If you are at all a culturally literate individual then you are aware that things are not exactly perfect in this nation of ours. From the (latest) largest mass shooting in our history, to wildfires destroying homes in California, to the ongoing (and underreported) crisis in Puerto Rico, the general mood of our population is grim. We, and forgive me for getting political, have a president who reportedly jokes with his vice president about hanging homosexuals and a Congress that seems more focused on denying women access to reproductive health products than on preventing acts of terror like the Las Vegas shooting. So yes, the mood is certainly grim.
According to a YouGov poll, only six percent of people think the world is improving. Additionally, the poll showed that more Americans believe in astrology and reincarnation than in global progress. Large chunks of our socio-cultural lives are falling to pieces. In an age of slavish media, click-bait headlines preach of doom. In the last few weeks on campus, I have heard people remark about how bad things are and how much “life just really sucks.” Hearing this and seeing this general attitude is upsetting. Complaint without action or effort for a better future is just noise, and at times it can be downright hypocritical.
A
Spectator
article published last February titled, “Socioeconomic divide in student body merits reform at all levels”, cited a
New York Times
graphic critiquing the relative socio-economic makeup of college campuses. The article said, “38 colleges in the United States that had more students from the top 1 percent of income than the bottom 60 percent […] number 18 was Hamilton, where 19.6 percent of the students in the class of 2013 came from families in the top percentile of wealth.”

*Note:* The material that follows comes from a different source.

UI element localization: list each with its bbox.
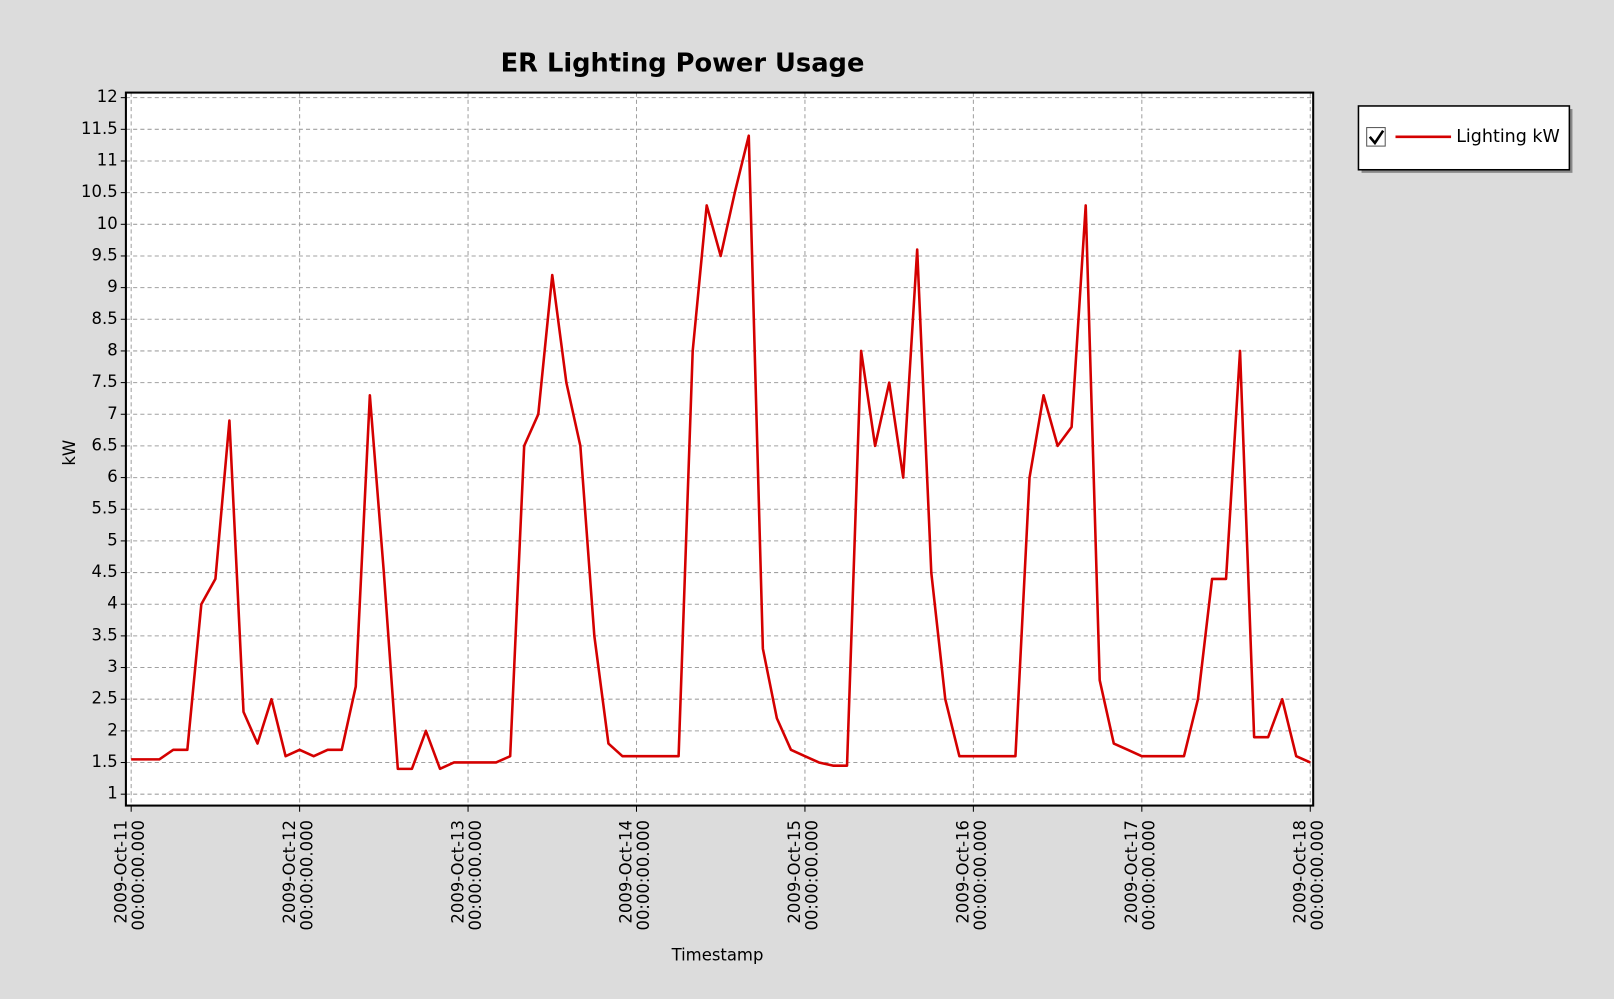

I do not come from the top 1 percent and those reading this might not either, but the odds are very good that any one of us is much better off than the average American and certainly the average global citizen. You and I have a responsibility to be, well, more — more than a student, more than a friend, more than whatever labels you want to put on yourself. There are so many opportunities at Hamilton that I see people squander. We are afforded rare opportunities to have a positive impact on the lives of people around us and too few people capitalize on these chances.

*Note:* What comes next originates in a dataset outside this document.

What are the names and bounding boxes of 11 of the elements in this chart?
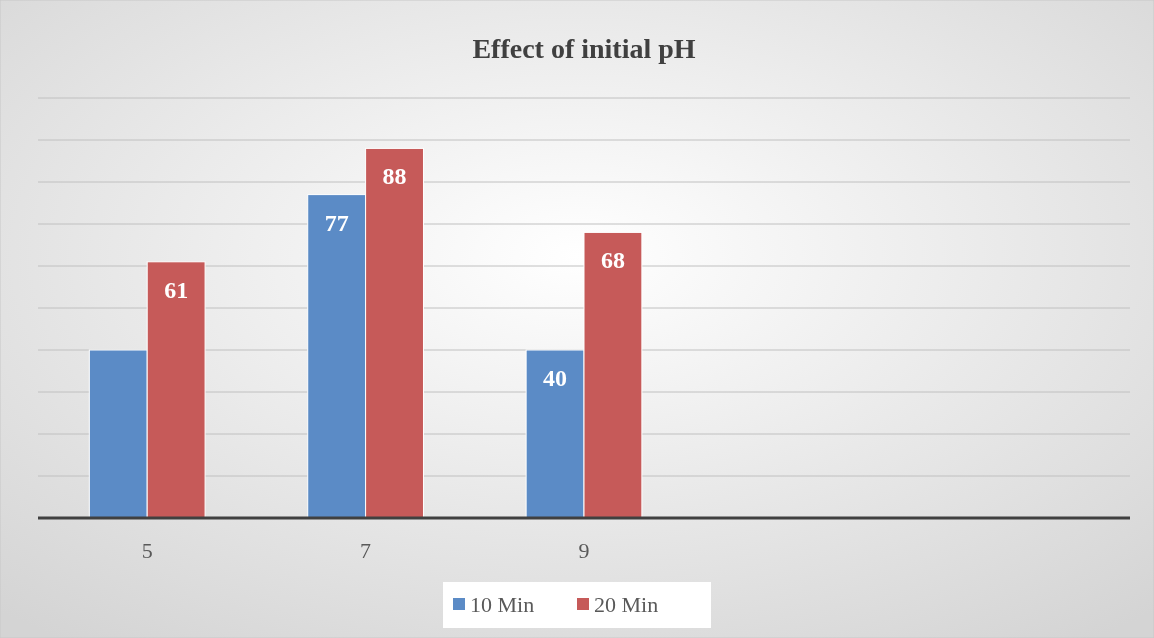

Organizations like Hamilton Autism Advocates for NeuroDiversity (HAAND), which is made up of students striving to raise awareness about autism and who work on the weekends with children and families who are on the spectrum, are incredibly rewarding, wholesome, and all too often underrepresented and underutilized. By no means is HAAND the only student-led organization affecting positive change. Many others including BLSU, Café con Leche, Minds for Change, SMART, and SAVES are other prime examples of students doing more with their privilege.
I challenge you to join an organization like HAAND or one of the many like it on campus. I feel that it is irresponsible to be pessimistic and defeatist about the state of the world without making a concerted effort to correct what you perceive to be wrong with it. Though there are certainly events around the world that can make it feel like we have no control, that does not mean we should spurn our responsibility to ourselves and to our community to do good whereever possible.
As individuals, we have very few opportunities to create change on a macroscopic level, but it is when we come together and plug into our communities that positive change comes about.